Time to penalise changes at death
With the senior football final ending up with only a single point separating the winners from the losers, you might have thought the vanquished would have immediate recourse to errors made by the referee during the course of the game. You would be wrong.
The senior game passed off without major incident and so congratulations are in order for referee David Coldrick. He handled the day very well indeed and when the only controversy in the game arose, he got the bit of luck all participants need on All-Ireland Final day.
There is no doubt Cork deserved a penalty in the dying moments of the game but once again, in a crowded goalmouth, a referee missed a blatant handling of the ball by a defender (other than the goalkeeper) in the small rectangle.
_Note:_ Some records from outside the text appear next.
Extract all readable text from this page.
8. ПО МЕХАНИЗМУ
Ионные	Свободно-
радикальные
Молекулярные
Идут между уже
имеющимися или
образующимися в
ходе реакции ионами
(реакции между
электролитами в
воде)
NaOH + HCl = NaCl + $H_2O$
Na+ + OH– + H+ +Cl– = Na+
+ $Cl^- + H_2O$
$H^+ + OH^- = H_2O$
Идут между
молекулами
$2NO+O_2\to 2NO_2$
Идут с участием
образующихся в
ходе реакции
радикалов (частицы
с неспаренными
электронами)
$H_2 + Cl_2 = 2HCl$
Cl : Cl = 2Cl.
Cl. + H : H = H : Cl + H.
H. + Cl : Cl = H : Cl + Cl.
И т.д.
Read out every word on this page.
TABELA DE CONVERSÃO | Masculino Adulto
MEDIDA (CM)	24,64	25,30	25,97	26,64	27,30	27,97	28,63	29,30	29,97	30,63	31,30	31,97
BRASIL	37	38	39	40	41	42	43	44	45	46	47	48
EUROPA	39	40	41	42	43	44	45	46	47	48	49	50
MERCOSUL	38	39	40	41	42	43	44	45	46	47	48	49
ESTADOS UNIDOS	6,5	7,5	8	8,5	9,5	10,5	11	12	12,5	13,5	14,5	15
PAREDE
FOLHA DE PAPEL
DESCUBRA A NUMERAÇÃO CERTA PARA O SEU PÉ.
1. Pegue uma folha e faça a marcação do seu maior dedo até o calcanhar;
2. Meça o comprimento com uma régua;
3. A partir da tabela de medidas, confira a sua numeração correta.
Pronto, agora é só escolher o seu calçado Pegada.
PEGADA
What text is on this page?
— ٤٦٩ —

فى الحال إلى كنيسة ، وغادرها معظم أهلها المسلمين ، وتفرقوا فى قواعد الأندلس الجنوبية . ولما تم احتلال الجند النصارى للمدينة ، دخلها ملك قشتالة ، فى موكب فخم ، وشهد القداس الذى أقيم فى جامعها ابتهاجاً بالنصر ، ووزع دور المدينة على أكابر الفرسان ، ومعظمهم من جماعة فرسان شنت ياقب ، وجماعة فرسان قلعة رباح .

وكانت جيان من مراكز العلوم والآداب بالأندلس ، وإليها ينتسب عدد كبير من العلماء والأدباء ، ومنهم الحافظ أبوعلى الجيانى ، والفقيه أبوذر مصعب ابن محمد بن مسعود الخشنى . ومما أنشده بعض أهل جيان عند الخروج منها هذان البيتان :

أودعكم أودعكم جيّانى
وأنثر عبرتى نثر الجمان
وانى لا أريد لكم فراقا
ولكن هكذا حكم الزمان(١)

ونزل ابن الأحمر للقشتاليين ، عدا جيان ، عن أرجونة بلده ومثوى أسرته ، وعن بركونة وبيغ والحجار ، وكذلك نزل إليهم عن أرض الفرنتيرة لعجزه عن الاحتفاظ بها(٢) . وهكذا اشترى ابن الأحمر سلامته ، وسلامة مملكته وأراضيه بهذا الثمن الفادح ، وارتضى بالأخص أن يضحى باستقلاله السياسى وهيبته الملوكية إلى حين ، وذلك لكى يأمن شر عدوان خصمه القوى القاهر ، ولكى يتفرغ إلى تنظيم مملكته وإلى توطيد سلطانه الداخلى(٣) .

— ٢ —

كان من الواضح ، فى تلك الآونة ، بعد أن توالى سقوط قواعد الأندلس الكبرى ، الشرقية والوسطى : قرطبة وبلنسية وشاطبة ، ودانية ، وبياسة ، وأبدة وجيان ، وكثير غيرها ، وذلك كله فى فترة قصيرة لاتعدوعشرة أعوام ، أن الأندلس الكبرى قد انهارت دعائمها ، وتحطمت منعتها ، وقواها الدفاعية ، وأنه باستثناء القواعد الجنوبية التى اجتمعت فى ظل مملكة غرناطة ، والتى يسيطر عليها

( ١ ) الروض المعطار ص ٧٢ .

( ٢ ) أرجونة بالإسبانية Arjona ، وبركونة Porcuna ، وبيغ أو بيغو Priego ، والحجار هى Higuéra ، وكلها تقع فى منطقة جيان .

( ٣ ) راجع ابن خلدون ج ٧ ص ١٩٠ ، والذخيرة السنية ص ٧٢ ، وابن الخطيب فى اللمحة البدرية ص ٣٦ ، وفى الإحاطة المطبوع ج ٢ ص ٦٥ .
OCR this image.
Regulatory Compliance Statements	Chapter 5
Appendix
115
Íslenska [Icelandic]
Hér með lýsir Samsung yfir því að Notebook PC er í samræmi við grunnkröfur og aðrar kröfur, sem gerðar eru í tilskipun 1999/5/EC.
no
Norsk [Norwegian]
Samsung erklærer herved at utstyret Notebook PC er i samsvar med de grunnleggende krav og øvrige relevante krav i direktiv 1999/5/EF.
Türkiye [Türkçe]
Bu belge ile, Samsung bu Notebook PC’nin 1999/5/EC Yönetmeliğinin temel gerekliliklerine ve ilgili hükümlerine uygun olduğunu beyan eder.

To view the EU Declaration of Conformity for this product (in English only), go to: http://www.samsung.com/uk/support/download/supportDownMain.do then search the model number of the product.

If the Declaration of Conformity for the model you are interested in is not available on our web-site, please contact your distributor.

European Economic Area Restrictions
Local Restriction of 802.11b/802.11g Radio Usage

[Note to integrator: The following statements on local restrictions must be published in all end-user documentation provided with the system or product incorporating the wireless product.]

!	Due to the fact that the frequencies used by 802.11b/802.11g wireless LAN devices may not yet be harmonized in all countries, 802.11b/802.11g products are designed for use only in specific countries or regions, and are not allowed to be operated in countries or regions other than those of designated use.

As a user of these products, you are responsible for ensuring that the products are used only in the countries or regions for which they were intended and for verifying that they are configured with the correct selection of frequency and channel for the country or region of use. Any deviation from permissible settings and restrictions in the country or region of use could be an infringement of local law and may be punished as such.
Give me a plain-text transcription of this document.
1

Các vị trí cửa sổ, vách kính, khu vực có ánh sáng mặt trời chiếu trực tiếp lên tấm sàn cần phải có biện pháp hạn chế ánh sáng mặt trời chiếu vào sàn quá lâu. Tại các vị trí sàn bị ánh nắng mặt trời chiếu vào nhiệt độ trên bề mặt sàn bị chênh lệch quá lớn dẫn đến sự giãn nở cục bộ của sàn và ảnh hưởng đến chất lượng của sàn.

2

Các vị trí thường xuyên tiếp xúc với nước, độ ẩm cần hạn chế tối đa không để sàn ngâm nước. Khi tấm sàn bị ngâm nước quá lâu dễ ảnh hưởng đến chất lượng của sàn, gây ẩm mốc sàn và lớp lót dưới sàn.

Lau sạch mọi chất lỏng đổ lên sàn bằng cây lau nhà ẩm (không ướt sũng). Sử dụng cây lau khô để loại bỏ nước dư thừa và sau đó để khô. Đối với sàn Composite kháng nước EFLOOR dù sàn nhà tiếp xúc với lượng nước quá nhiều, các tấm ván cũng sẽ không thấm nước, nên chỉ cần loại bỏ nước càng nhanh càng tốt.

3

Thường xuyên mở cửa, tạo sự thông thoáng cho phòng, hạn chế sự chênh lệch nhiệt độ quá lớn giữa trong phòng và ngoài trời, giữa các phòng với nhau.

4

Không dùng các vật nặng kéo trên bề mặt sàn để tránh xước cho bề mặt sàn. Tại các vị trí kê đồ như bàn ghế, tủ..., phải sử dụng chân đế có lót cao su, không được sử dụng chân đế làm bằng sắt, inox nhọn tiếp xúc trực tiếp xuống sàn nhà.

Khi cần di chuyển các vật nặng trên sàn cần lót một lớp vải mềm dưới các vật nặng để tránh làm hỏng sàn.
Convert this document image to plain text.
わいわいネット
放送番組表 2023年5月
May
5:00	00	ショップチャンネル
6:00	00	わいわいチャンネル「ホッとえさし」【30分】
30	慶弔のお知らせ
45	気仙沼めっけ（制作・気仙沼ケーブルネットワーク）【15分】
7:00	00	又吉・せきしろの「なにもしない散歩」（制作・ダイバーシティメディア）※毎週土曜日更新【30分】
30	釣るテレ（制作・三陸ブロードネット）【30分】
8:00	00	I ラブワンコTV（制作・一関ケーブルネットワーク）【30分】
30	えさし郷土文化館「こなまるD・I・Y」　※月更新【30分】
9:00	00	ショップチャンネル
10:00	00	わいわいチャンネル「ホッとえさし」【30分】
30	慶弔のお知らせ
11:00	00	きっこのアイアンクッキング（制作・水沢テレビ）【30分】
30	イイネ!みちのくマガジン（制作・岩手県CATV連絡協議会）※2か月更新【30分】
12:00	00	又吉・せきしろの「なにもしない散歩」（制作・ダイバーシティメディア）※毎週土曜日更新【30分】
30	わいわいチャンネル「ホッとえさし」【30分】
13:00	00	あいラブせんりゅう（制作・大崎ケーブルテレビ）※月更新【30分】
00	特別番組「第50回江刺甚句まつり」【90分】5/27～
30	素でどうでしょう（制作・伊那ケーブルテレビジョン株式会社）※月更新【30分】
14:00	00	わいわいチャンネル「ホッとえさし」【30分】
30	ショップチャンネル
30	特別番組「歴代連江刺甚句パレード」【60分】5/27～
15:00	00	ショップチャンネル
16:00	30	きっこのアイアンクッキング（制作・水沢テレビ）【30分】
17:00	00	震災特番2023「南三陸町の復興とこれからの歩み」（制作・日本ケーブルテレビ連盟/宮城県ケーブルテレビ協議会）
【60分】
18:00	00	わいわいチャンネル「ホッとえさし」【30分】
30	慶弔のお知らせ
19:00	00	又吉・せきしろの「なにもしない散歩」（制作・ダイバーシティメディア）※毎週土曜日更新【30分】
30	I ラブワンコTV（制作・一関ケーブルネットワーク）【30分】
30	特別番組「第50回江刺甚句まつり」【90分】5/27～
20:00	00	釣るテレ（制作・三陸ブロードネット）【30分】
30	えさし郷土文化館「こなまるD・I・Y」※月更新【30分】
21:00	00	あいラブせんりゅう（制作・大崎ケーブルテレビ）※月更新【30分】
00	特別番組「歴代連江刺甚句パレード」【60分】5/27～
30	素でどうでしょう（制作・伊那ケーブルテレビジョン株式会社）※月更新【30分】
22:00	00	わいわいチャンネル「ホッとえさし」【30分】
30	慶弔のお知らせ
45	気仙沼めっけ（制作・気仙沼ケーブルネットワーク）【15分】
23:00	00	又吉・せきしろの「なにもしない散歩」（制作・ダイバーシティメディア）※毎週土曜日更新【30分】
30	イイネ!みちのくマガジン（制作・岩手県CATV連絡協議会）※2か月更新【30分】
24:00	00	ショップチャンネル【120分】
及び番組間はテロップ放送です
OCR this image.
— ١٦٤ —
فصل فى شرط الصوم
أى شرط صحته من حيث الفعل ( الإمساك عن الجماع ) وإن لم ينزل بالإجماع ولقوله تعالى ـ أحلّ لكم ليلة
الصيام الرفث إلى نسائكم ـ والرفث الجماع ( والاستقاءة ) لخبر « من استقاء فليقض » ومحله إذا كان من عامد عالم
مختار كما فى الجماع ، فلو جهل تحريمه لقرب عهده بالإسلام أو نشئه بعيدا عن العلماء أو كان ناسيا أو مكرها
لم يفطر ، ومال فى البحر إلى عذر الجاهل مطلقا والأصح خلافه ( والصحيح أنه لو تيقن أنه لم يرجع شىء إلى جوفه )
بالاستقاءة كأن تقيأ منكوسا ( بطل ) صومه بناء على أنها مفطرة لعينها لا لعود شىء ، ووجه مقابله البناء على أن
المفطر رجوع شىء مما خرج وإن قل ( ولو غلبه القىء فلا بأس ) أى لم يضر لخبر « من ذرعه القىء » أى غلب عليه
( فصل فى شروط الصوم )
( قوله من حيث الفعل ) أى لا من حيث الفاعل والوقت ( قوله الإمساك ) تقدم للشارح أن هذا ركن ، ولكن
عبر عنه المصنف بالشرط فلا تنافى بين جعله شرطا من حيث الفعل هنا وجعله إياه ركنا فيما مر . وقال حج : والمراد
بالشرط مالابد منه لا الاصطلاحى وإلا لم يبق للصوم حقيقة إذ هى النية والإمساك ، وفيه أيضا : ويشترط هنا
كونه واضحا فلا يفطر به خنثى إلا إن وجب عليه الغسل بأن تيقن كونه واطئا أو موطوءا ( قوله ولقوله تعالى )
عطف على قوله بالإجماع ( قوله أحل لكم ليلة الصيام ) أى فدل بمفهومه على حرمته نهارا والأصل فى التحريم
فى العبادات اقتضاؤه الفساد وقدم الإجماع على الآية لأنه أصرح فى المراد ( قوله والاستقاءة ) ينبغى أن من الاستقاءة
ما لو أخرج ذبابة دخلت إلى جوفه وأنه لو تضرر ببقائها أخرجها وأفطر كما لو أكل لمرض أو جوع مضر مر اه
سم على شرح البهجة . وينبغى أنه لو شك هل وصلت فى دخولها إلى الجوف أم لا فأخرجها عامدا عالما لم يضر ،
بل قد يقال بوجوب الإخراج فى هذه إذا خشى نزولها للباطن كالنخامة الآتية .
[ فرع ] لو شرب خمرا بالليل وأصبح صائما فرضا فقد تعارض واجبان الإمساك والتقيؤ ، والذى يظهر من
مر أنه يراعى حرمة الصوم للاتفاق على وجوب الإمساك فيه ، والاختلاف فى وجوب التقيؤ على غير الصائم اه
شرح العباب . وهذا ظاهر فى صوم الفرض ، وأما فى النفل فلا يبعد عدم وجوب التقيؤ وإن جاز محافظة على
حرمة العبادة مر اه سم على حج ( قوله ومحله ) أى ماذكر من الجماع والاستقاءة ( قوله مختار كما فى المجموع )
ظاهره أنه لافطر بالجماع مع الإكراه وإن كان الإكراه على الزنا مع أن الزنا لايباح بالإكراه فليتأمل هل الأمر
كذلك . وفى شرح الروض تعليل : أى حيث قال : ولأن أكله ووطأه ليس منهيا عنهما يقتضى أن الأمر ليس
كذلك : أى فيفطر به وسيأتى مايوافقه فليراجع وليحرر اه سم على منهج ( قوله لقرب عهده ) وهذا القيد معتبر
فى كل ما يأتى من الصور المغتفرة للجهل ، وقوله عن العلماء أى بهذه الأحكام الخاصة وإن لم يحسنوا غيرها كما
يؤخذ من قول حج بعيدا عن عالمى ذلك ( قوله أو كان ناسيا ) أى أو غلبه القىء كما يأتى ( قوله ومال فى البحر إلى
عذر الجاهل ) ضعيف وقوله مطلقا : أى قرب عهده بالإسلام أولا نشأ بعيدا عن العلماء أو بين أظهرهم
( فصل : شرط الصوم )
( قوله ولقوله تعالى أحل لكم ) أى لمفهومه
Because Cork went on to win the day, no more was said about it. Them's the breaks!
But the minor game had its moments. In a strange type of contest, where the new champions Tyrone established big leads of eight points in both the first and second half, there seemed little possibility that we might get a tight finish.
But Cork roared back into contention and as the clock ticked down found themselves behind by one point. It all depended on how much 'time added on' the referee might allow. When the side-line official put just two minutes on the board I was astounded.
Between second-half injuries, general stoppages, substitutions and time wasting by Tyrone, I expected a minimum of four, if not five, minutes to be played after the regulation 60 had expired.
And when the long whistle sounded at 62' 21" it underlined once again, the major problem we are having with time-keeping. I put a clock on the second half and reached 4' 43" for time to be added on.
The reality that the GAA is unwilling to face is this: teams that build up a lead will often encourage their players to go down and stay down (feigning injury or just wasting time tying laces, putting boots on, etc) especially after opponents score. This is calculated to break any momentum the opposition have.
As the end nears managers gamble on introducing two or three subs because they know their own supporters will start whistling once the regulation time has passed and put the referee under pressure to call time early.
The GAA needs to add a rule on time-keeping that states there will be 30 seconds or 45 seconds automatically added on for substitutions on top of injury time and so on. So, three subs from each team would greatly increase the time added on and put a stop to this unsightly and cynical aspect of a game's denouement.